Beyin damarlarındaki darlıklara da dikkat çeken Prof. Dr. Giray, beyindeki (kafa içindeki) damar darlıklarının cerrahi olarak açılmasının mümkün olmadığını belirtti. Burada yapılabilecek tek cerrahi tedavi boyun damarından beynin uç dallarına yapılabilecek by-pass ameliyatı olduğuna vurgu yaptı. Ancak günümüzde bu tedavinin çok sınırlı endikasyonları bulunduğunu sözlerine ekledi.

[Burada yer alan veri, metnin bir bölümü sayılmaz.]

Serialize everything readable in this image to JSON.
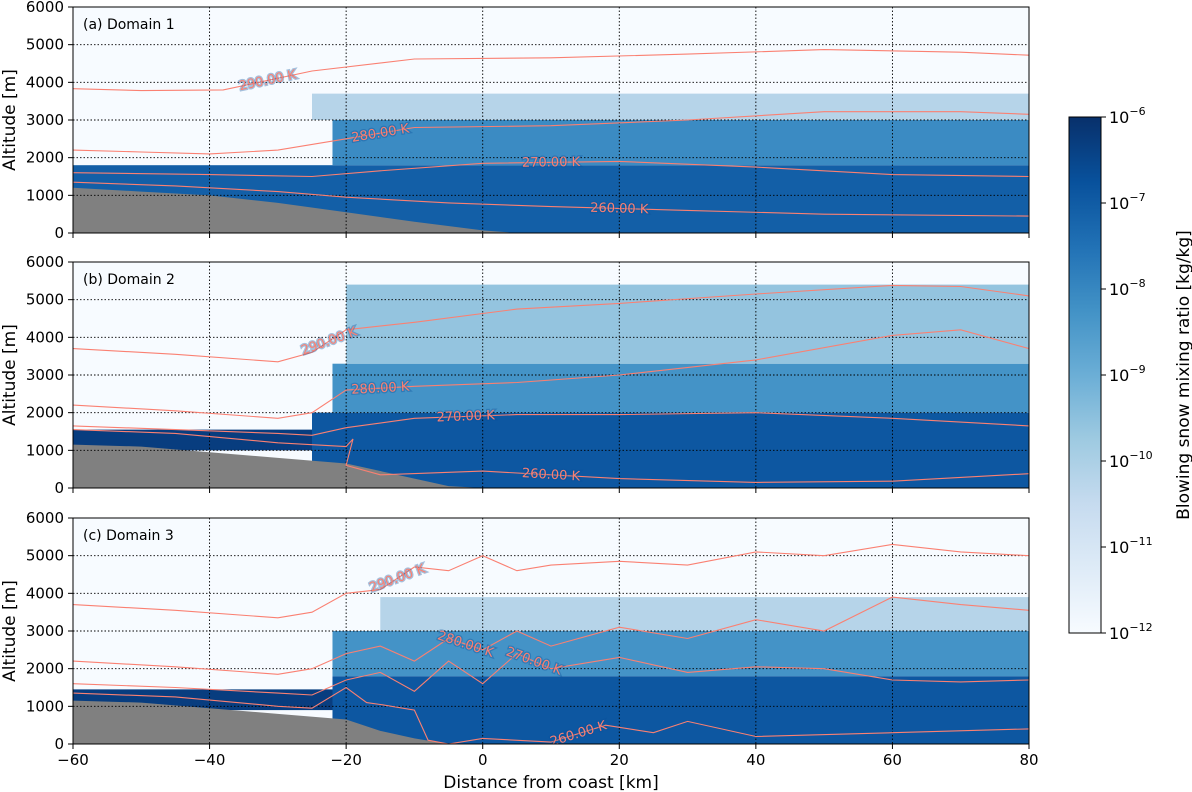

Prof. Dr. Giray, "Beyindeki darlık oranı önemli derecede bulunan medikal tedavinin (kan sulandırıcı ilaç tedavisi) yetersiz kaldığı hastalarda tercih edilen tedavi yöntemi endovasküler tedavidir. Endovasküler tedavinin boyun damarlarındaki darlıklardan farkları, işlemin genel anestezi altında yapılması ve tüm darlıklarda darlık bölgesine önce uygun çapta bir balon ile genişletme işlemi uygulanması ve ardından stent yerleştirilmesidir. Beyin damarlarına yapılacak her tür girişimsel tedavi yöntemi gibi bu işlem de nöroendovasküler eğitimi ile ciddi tecrübeyi gerektirmektedir. Bu tür tedaviler de Medical Park Gaziantep Hastanesi’nde başarılı bir şekilde yapılmaktadır’’ diye konuştu.